Berucap demikian sama halnya mencharge diri Anda dengan energi negatif. Maka ucapan itu tentu akan didengar dan dirasakan sebagai energi negatif pula bagi objek ketiga. Maka orang lain akan berpikir sebagaimana negatifnya pikiran semacam itu. Jika Anda berpikir demikian, orang lain bisa jadi akan merasa bahwa Anda tidak tahu berterima kasih.
Pandai mengucap terima kasih tidak membutuhkan sekolah sampai sarjana. Hampir banyak sarjana berdasi, tidak sanggup mengucap terima kasih hanya karena terlalu berpikir mekanis. Belum lagi suasana kota, di mana kebersahajaan harus dipancing dengan uang dan kemewahan. Sementara alam pedesaan menjadi benar-benar sekolah alam sejati bagi manusia untuk pandai mengucapkan kata itu meskipun mereka tidak pernah seumur hidup memakai toga.
Namun bukan berarti orang kota tidak pandai berterima kasih. Pada dasarnya hanyalah soal watak dan kesadaran bahwa manusia saling membutuhkan, meskipun hanya sekedar ucapan terima kasih. Bahkan kerendahan hati untuk biasa mengucapkan kata itu, dapat menguasai medan hidup yang keras sekalipun.

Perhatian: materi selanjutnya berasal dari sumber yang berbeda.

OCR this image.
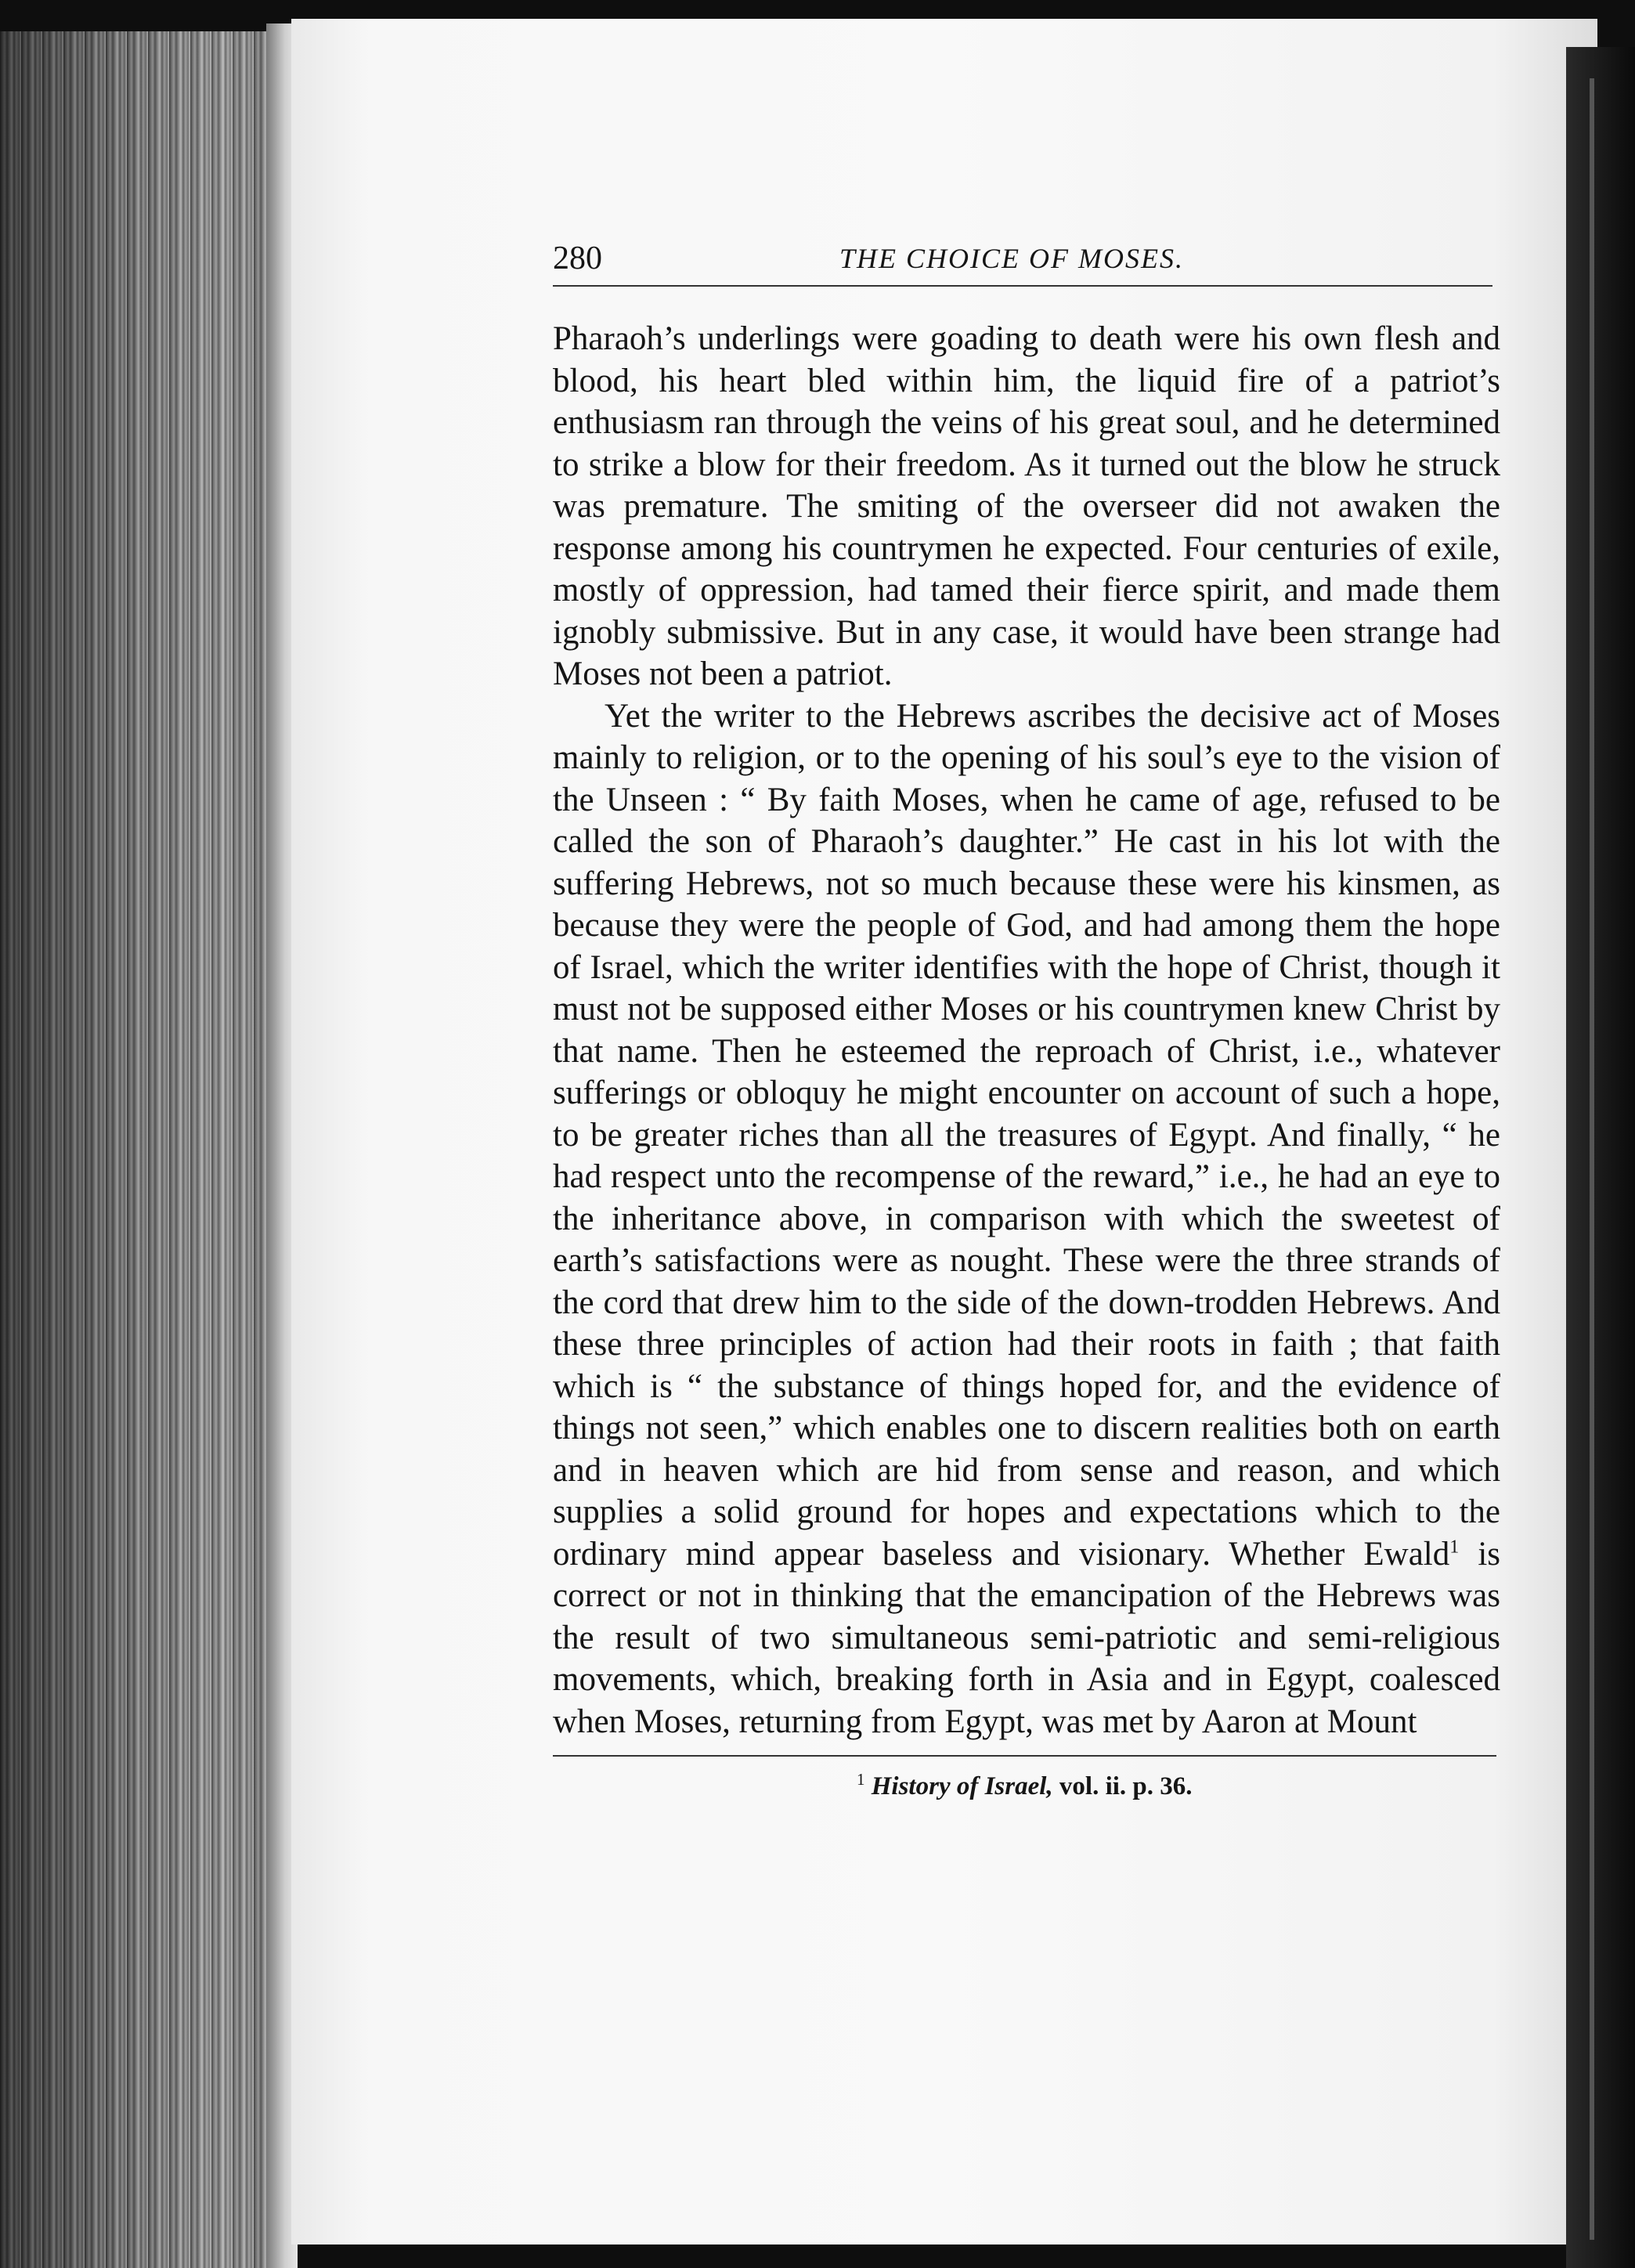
280	THE CHOICE OF MOSES.

Pharaoh’s underlings were goading to death were his own flesh and blood, his heart bled within him, the liquid fire of a patriot’s enthusiasm ran through the veins of his great soul, and he determined to strike a blow for their freedom. As it turned out the blow he struck was premature. The smiting of the overseer did not awaken the response among his countrymen he expected. Four centuries of exile, mostly of oppression, had tamed their fierce spirit, and made them ignobly submissive. But in any case, it would have been strange had Moses not been a patriot.

Yet the writer to the Hebrews ascribes the decisive act of Moses mainly to religion, or to the opening of his soul’s eye to the vision of the Unseen : “ By faith Moses, when he came of age, refused to be called the son of Pharaoh’s daughter.” He cast in his lot with the suffering Hebrews, not so much because these were his kinsmen, as because they were the people of God, and had among them the hope of Israel, which the writer identifies with the hope of Christ, though it must not be supposed either Moses or his countrymen knew Christ by that name. Then he esteemed the reproach of Christ, i.e., whatever sufferings or obloquy he might encounter on account of such a hope, to be greater riches than all the treasures of Egypt. And finally, “ he had respect unto the recompense of the reward,” i.e., he had an eye to the inheritance above, in comparison with which the sweetest of earth’s satisfactions were as nought. These were the three strands of the cord that drew him to the side of the down-trodden Hebrews. And these three principles of action had their roots in faith ; that faith which is “ the substance of things hoped for, and the evidence of things not seen,” which enables one to discern realities both on earth and in heaven which are hid from sense and reason, and which supplies a solid ground for hopes and expectations which to the ordinary mind appear baseless and visionary. Whether Ewald$^1$ is correct or not in thinking that the emancipation of the Hebrews was the result of two simultaneous semi-patriotic and semi-religious movements, which, breaking forth in Asia and in Egypt, coalesced when Moses, returning from Egypt, was met by Aaron at Mount

$^1$ History of Israel, vol. ii. p. 36.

Bila Anda sopir angkot, apa yang Anda rasakan apabila setiap penumpang mengucapkan kata terima kasih setelah membayar ongkosnya?
Bila Anda penjual koran, bagaimana suasana hati Anda setelah pembeli mengucapkan terima kasih saat menerima kembalian sisa belanjanya?
Bila Anda tukang semir sepatu, apakah akan merindukan kembali saat pelanggan Anda mengucapkan terima kasih setelah sepatunya berkilau?
Jika Anda seorang karyawan mendengar bos Anda mengucapkan terima kasih dan memuji hasil kerja Anda, harapan apalagi yang tumbuh di hati Anda?
Jika Anda seorang dokter, lihatlah kelegaan seorang pasien saat Anda mengucapkan terima kasih atas kunjungannya.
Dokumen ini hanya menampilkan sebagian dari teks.